Outre confirmer notre datation (si l’on admet la simultanéité relative d’exécution des deux œuvres) ce dessin confirme la volonté première de l’artiste d’évoquer principalement la puissance de l’expression du visage, la description du vêtement et du dossier du siège. Inversement on nxtotera l’absence de certains détails comme le collier.

Si l’identité de la dame demeure incertaine, il semble plausible sur la foi de renseignements familiaux qu’il s’agisse de la première épouse de Ralph Wormeley Curtis Jr (1908-1973), Césarine Amélia Marie Harjes (1899-1949) (mariés en 1930). Précisons que « Nina » était un surnom familial, tout comme pour Ralph Jr, qui se faisait appeler « Bino ».

Plausible également que le tableau ait été peint non pas à la Villa familiale Sylvia, au Cap Ferrat, vendue en 1936 mais au Palazzo Barbaro, à Venise où Ralph Jr. et son épouse vécurent principalement. L’histoire de la peinture vietnamienne s’écrit petit à petit et nul doute que le futur nous apportera des éclaircissements. Rappelons pour mieux situer encore notre tableau que les grands-parents de Ralph Jr., Daniel et Ariana Curtis, achetèrent et restaurèrent en 1885 ce sublime palais Renaissance sur le Grand Canal à Venise. Ce lieu magique devint rapidement un centre de la vie artistique et littéraire, notamment pour les Américains expatriés.

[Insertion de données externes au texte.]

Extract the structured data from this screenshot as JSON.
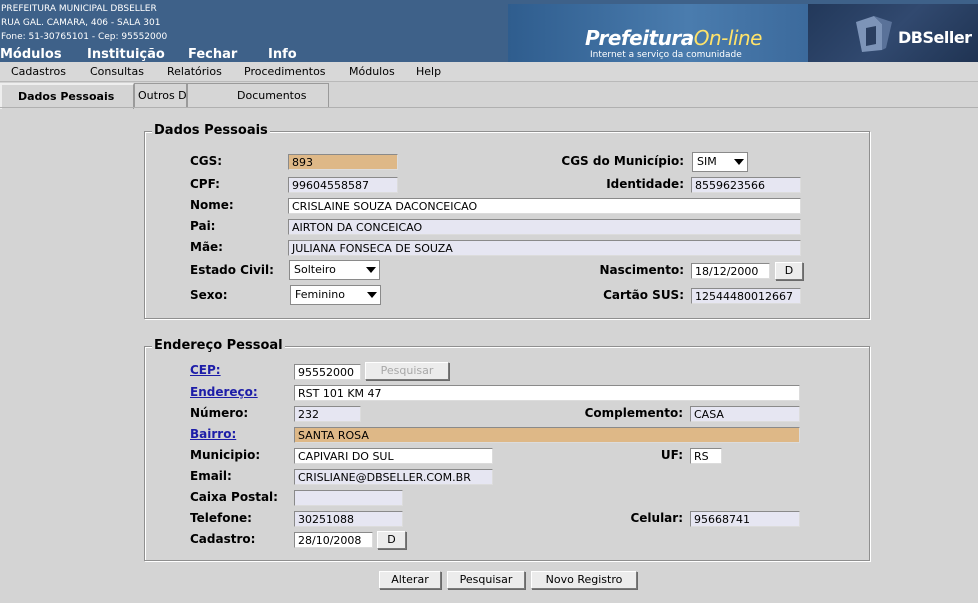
{
  "header": {
    "org_line1": "PREFEITURA MUNICIPAL DBSELLER",
    "org_line2": "RUA GAL. CAMARA, 406 - SALA 301",
    "org_line3": "Fone: 51-30765101  -  Cep: 95552000",
    "menu": [
      "Módulos",
      "Instituição",
      "Fechar",
      "Info"
    ],
    "banner_title_a": "Prefeitura",
    "banner_title_b": "On-line",
    "banner_subtitle": "Internet a serviço da comunidade",
    "logo_text": "DBSeller"
  },
  "menubar": [
    "Cadastros",
    "Consultas",
    "Relatórios",
    "Procedimentos",
    "Módulos",
    "Help"
  ],
  "tabs": [
    "Dados Pessoais",
    "Outros Dados",
    "Documentos"
  ],
  "dados": {
    "legend": "Dados Pessoais",
    "cgs_label": "CGS:",
    "cgs": "893",
    "cgs_mun_label": "CGS do Município:",
    "cgs_mun": "SIM",
    "cpf_label": "CPF:",
    "cpf": "99604558587",
    "identidade_label": "Identidade:",
    "identidade": "8559623566",
    "nome_label": "Nome:",
    "nome": "CRISLAINE SOUZA DACONCEICAO",
    "pai_label": "Pai:",
    "pai": "AIRTON DA CONCEICAO",
    "mae_label": "Mãe:",
    "mae": "JULIANA FONSECA DE SOUZA",
    "estado_civil_label": "Estado Civil:",
    "estado_civil": "Solteiro",
    "nascimento_label": "Nascimento:",
    "nascimento": "18/12/2000",
    "nascimento_btn": "D",
    "sexo_label": "Sexo:",
    "sexo": "Feminino",
    "sus_label": "Cartão SUS:",
    "sus": "12544480012667"
  },
  "endereco": {
    "legend": "Endereço Pessoal",
    "cep_label": "CEP:",
    "cep": "95552000",
    "pesquisar": "Pesquisar",
    "endereco_label": "Endereço:",
    "endereco": "RST 101 KM 47",
    "numero_label": "Número:",
    "numero": "232",
    "complemento_label": "Complemento:",
    "complemento": "CASA",
    "bairro_label": "Bairro:",
    "bairro": "SANTA ROSA",
    "municipio_label": "Municipio:",
    "municipio": "CAPIVARI DO SUL",
    "uf_label": "UF:",
    "uf": "RS",
    "email_label": "Email:",
    "email": "CRISLIANE@DBSELLER.COM.BR",
    "caixa_label": "Caixa Postal:",
    "caixa": "",
    "telefone_label": "Telefone:",
    "telefone": "30251088",
    "celular_label": "Celular:",
    "celular": "95668741",
    "cadastro_label": "Cadastro:",
    "cadastro": "28/10/2008",
    "cadastro_btn": "D"
  },
  "actions": [
    "Alterar",
    "Pesquisar",
    "Novo Registro"
  ]
}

Henry James y séjourna fréquemment ; Robert Browning y donna des lectures de poésie. Par ailleurs Claude Monet peignit le Palazzo Contarini-Polignac sur l’autre rive du canal ; Bernard Berenson, Isabella Stewart Gardner, la princesse héritière Victoria, future impératrice d’Allemagne, et la reine Louise de Suède fréquentèrent ses pièces magnifiques.

Dans cette magistrale œuvre, Le Pho, s’il n’est pas encore réellement influencé par Bonnard et Matisse, s’inscrit comme l’héritier des Primitifs flamands qu’il admirait tant. Continuateur ici de l’art du portrait, genre majeur, qui quitte le religieux pour le profane en cherchant à faire apparaître la psychologie des modèles.

C’est un monde brillant dont témoignent ce portrait et son histoire qui disparaît. L’artiste le ressent passionnément et tragiquement. Celui de Nina Curtis mais aussi le sien comme il l’a déjà expérimenté très tôt au Vietnam, lui le fils du Vice-Roi du Tonkin. 

Une nostalgie du futur. 

Il y a tout cela dans cet époustouflant portrait.